Autour de la Terre, orbitent quelques milliers de satellites artificiels mais un seul naturel, la Lune. Seulement, si on dézoome un peu l’image, on peut trouver des objets qui s’approchent de la planète, voire qui semblent tourner autour. Ces derniers sont surnommés des quasi-satellites, et l’un d’eux intrigue une équipe de chercheurs américains qui a publié une étude à son sujet, dans la revue Nature Communications Earth & Environment.
«C’est un astéroïde qui s’appelle Kamo’oalewa, raconte à Numerama le principal auteur Ben Sharkey de l’Université d’Arizona. Nous avons découvert qu’il était très différent de la plupart des astéroïdes connus. En fait, il ressemble plus aux échantillons lunaires étudiés depuis les missions Apollo.»
Kamo’oalewa est un quasi-satellite
Mais avant de rentrer dans le détail de cette étude, quelle différence y a-t-il entre un quasi-satellite, et un simple astéroïde ? À dire vrai, la frontière est mince. Un quasi satellite orbite autour du Soleil, mais sur la même longitude moyenne que la planète. Ce qui veut dire que lorsqu’on se place du point de vue de la planète, l’objet semble tourner autour, et reste visible à des intervalles réguliers. Mais contrairement à ce que son nom laisse entendre, ce n’est pas du tout un satellite de la planète, il n’orbite pas autour. Kamo’oalewa, découvert en 2016, est un compagnon régulier qui passe parfois à « seulement » 14 millions de kilomètres de nous. Il mesure quelques dizaines de mètres à peine et son orbite semble stable pour au moins quelques siècles selon les simulations.

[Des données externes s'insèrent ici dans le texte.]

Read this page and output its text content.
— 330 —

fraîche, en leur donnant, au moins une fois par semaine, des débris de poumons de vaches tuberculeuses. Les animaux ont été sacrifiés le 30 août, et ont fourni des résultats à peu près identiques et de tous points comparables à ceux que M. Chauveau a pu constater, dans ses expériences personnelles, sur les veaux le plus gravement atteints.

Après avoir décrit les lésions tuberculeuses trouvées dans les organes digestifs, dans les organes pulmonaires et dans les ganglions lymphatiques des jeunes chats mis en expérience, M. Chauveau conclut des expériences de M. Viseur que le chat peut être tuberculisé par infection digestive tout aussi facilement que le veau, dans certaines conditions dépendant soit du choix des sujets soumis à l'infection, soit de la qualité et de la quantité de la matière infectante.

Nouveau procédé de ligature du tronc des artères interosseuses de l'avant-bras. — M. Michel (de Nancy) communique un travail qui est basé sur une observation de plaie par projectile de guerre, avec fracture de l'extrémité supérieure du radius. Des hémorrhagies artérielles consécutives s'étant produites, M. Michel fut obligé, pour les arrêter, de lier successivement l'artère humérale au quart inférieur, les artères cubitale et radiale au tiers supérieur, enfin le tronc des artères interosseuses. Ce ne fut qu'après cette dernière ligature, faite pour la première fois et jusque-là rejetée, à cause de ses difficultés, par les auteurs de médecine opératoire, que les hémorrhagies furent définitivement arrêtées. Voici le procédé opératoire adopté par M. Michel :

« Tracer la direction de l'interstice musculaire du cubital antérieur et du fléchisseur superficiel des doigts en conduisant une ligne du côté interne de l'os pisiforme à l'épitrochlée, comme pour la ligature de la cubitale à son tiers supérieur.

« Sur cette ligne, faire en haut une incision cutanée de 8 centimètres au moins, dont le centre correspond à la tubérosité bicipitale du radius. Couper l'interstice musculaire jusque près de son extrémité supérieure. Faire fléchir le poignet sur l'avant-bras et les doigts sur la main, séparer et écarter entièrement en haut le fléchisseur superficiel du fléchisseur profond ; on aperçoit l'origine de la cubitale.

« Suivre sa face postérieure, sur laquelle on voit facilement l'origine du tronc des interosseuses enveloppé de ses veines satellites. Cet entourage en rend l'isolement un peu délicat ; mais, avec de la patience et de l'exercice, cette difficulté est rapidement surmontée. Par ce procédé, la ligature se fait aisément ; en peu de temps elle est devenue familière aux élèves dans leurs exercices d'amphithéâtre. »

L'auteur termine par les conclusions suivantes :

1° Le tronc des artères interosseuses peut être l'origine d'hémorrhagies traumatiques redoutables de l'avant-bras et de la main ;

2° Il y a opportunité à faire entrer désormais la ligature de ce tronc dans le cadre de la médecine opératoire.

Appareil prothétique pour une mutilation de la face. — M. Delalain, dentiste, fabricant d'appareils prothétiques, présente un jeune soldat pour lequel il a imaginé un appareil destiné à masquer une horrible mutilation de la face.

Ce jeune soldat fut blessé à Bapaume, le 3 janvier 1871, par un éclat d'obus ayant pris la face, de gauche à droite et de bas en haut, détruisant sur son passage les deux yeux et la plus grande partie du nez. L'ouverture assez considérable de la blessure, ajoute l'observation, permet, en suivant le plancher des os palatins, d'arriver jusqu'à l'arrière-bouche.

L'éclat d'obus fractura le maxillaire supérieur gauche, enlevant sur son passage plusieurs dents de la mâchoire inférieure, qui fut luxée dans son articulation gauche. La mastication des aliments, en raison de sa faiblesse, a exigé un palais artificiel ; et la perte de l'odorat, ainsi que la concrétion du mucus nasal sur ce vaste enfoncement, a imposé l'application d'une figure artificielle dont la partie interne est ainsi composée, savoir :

Des reflets rouges qui intriguent
Si c’est lui qui intrigue les astronomes, c’est avant tout car c’est celui qui est le plus facile à observer. Il reste près de la Terre pendant une période assez longue, contrairement à ses congénères. C’est ce qui a poussé l’équipe de Ben Sharkey à tourner deux télescopes de l’Arizona vers lui, d’abord en avril 2017 pour déterminer sa couleur et sa période de rotation. Puis en mars 2021 pour affiner les mesures et prendre quelques images en proche-infrarouge.
Et c’est là que certaines caractéristiques ont sauté aux yeux de Ben Sharkey : «Kamo’oalewa reflète la lumière du Soleil d’une manière typique des minéraux trouvés sur la Lune, ce qui est très rare sur les astéroïdes les plus communs. Ceci, plus le fait qu’il reste près de la Terre pousse à croire qu’il est originaire de la Lune.»
Au départ, tout semblait normal : une composition de silicate comme les astéroïdes ordinaires, une rotation similaire également. Mais c’est l’imagerie en proche-infrarouge qui a révélé ces reflets tirant vers le rouge beaucoup plus inhabituels. Cette couleur dans cette longueur d’ondes peut-être expliquée par trois facteurs :
- L’angle d’observation. Mais ici, même en prenant en compte des imprécisions, un spectre qui tire autant vers le rouge n’est pas explicable.
- La présence de petits grains de roches à la surface. Plus ils sont petits, plus le reflet de la lumière apparaît rouge. Là non plus, même de très petits grains ne suffisent pas à expliquer cette couleur.
- La présence de métal fait aussi tirer sur le rouge, mais les seuls astéroïdes connus pouvant approcher celui-ci sont essentiellement faits de métal, pas de silicate, donc ça ne fonctionne pas.
Alors comment expliquer ce rouge ? Il reste un dernier critère : l’érosion telle qu’elle existe sur la Lune. Des études ont montré qu’elle faisait diminuer l’albédo des roches et les rendait plus rouges. Ce qui a pu être observé sur les échantillons recueillis lors des missions Apollo. Au final, c’est parmi ces échantillons que les chercheurs ont trouvé des roches qui ressemblaient le plus à Kamo’oalewa.
Un sérieux manque de données
Une autre hypothèse serait celle des astéroïdes troyens. Ces astres qui vont prochainement être étudiés par la sonde Lucy de la NASA sont encore mal connus. Mais les données sur eux sont tellement rares que l’idée est difficile à étayer. Le plus probable reste donc une origine lunaire, ce qui soulève beaucoup de questions, notamment sur la formation de l’astéroïde. Il pourrait être né lors d’une collision géante sur la Lune, mais quand et dans quelles circonstances ? Mystère.
Le principal obstacle pour les chercheurs est le manque de données. Les observations de Kamo’oalewa sont peu nombreuses, mais celles des autres quasi-satellites connues sont encore plus rares. Il n’y a donc pas de point de comparaison pertinent, mais les auteurs ne baissent pas les bras : «Nous espérons bientôt avoir des images dans l’infrarouge, déclare Ben Sharkey. Dans ces longueurs d’ondes, il y a davantage d’empreintes vraiment uniques qui ressortent, ce qui pourrait lever les incertitudes.»
Si la découverte est confirmée, cela relancerait les recherches autour de la formation du couple Terre-Lune. L’histoire de ce système est racontée en partie par les morceaux de Lune qui sont tombés sur Terre sous forme de météorites, mais nous savons assez mal comment le matériel a navigué d’un astre à l’autre. «Déterminer l’événement qui a créé Kamo’oalewa nous apporterait de précieuses informations sur le processus, assure Ben Sharkey. Continuer à l’étudier, c’est s’attendre à de grandes découvertes.»